Amzon links for speed, I'm sure these can be had from elsewhere.

Jim Andrada
3-Oct-2017, 16:03
Looked at "Perception and Imaging" on Amazon. There's a new edition coming in a couple of weeks and I pre-ordered it.

Another book that is really outstanding is Albers' Interaction of Color https://www.amazon.com/Interaction-Color-Complete-Josef-Albers/dp/0300146930/ref=sr_1_4?ie=UTF8&qid=1507070890&sr=8-4&keywords=interaction+of+colors

It was reissued a few years ago in a complete edition by Yale University Press. Expensive (well, not as expensive as 50 sheets of 5 x 7 Ektar 100) and worth it. Some would say it's more relevant to "conventional" art, but I think it helps understand what we're seeing and feeling when we photograph and what we communicate to the viewers of the print.

BennehBoy
4-Oct-2017, 02:24
I'll check that out, thanks.

barnacle
5-Oct-2017, 11:19
I've never had a formal photography lesson, started with a box brownie aged about five and a lot of 35mm and 645; I then picked up a taste for more vintage stuff and had folding 120 6x9 cameras and a reflex 6x6 (still got that one in the attic, but it's bust :( )

I was a BBC cameraman off and on for a few years; studio and outside news broadcasts, but that's largely a matter of pointing and focussing.
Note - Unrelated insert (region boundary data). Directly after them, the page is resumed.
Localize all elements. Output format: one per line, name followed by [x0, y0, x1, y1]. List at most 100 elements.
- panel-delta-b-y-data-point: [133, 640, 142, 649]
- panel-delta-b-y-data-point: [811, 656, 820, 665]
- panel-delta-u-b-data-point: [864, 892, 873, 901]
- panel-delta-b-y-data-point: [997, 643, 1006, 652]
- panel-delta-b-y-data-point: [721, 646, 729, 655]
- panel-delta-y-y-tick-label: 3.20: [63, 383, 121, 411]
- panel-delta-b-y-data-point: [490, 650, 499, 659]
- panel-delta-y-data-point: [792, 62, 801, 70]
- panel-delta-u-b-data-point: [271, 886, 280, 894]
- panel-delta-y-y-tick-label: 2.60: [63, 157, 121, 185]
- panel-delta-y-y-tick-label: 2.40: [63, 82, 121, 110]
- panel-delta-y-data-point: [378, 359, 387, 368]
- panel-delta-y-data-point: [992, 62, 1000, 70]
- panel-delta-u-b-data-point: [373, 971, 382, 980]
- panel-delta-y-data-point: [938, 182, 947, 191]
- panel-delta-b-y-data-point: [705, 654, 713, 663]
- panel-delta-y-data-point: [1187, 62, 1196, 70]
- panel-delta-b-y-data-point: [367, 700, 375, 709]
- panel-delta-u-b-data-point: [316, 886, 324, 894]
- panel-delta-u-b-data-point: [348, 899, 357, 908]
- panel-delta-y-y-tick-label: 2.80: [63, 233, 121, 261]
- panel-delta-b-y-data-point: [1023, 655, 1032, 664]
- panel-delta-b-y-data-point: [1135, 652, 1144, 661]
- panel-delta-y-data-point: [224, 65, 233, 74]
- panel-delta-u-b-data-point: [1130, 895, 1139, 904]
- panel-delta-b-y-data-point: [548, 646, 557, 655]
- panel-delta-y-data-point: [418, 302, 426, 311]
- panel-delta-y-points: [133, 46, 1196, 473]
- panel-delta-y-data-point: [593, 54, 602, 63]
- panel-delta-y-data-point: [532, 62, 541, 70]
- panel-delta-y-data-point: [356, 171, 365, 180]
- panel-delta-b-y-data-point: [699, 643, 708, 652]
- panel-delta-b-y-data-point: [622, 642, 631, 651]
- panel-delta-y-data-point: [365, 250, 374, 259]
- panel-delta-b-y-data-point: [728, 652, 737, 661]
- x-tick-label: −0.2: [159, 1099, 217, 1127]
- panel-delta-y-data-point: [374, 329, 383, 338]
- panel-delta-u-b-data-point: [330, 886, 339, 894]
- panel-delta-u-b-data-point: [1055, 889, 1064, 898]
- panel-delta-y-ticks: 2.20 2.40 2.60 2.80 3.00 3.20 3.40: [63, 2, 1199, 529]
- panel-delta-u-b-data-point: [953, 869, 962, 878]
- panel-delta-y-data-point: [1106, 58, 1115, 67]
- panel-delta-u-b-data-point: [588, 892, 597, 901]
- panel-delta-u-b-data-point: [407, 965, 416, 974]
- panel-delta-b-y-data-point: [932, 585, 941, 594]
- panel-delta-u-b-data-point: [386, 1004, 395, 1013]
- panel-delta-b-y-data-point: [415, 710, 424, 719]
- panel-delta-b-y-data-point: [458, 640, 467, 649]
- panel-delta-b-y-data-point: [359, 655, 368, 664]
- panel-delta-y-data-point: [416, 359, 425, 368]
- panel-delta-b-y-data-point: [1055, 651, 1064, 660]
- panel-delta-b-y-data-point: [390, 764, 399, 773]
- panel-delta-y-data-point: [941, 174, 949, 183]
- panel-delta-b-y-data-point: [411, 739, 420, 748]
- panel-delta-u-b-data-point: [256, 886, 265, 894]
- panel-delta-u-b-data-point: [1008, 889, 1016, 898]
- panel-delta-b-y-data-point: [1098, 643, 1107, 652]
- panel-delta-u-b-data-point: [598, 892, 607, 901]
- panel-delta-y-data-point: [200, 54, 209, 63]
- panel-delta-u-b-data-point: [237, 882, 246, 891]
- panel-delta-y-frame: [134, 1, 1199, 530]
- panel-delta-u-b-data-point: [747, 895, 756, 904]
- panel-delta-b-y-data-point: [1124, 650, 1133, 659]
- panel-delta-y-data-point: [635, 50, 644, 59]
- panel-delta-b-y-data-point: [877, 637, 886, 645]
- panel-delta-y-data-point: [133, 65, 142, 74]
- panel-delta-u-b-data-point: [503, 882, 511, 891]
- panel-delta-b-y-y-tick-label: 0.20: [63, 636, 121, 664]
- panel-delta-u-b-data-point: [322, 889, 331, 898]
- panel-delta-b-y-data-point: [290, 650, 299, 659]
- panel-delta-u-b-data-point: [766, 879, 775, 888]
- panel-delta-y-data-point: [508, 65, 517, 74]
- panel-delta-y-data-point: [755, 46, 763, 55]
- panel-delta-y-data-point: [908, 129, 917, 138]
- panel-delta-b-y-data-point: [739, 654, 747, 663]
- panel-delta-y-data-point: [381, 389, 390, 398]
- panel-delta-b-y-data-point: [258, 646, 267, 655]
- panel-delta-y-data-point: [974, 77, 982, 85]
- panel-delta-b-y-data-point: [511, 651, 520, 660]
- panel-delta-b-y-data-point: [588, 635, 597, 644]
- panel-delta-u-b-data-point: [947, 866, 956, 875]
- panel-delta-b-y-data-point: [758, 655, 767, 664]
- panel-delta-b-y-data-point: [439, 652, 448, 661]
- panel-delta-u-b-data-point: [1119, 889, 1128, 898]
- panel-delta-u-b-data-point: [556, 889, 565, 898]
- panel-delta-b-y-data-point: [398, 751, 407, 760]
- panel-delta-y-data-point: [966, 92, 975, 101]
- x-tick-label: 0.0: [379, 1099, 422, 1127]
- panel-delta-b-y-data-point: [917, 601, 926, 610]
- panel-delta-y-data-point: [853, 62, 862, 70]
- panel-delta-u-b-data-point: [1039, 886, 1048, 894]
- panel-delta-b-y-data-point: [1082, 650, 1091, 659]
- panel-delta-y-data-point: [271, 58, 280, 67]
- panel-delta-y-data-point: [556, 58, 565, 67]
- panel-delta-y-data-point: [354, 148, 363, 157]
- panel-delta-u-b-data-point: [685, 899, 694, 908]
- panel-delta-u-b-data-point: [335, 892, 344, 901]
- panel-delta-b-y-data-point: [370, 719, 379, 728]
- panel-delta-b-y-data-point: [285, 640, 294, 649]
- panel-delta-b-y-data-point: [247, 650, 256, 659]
I spent a bit more time as the camera controller engineer - contrast and black level - which was probably a bit more helpful but which leaves me with a rather, um, eclectic way of looking at the imaging process.

Bought the 4x5 on a whim in a junk shop maybe thirty years ago; read everything I could find from 1920s Amateur Photographer to Adam's classic series and the BJP manuals.

My wife of thirty years ago gave up her job in the bank to study photography, but other things came up in the darkroom and we separated. I took great delight in providing the cover images for a CD, while she went back to the bank.

Neil

Kevin J. Kolosky
9-Oct-2017, 19:10
I attended Brooks Institute for a year back in 1974. Second semester stressed learning to use the view camera as well as learning an exposure system. I remember I bought a Cambo and a Kodak Ektar lens. Alas, the cost of living in Santa Barbara coupled with the cost of tuition at Brooks caused me to withdraw and join the Navy. I hoped to go to the Navy's photography school in Memphis, but when I got there the class was full. So they offered that I would only have to stay in for 3 years instead of 4 because I didn't get the school I was promised. Ended up on an Aircraft Carrier for about 2 1/2 years. Got the G.I. Bill when I finished my tour of duty, and was able to finish College. So some good came out of going to Brooks, including learning how to use a view camera. Today I have a Sinar P2 and a Hasselblad system, but don't use them as much as I would like to.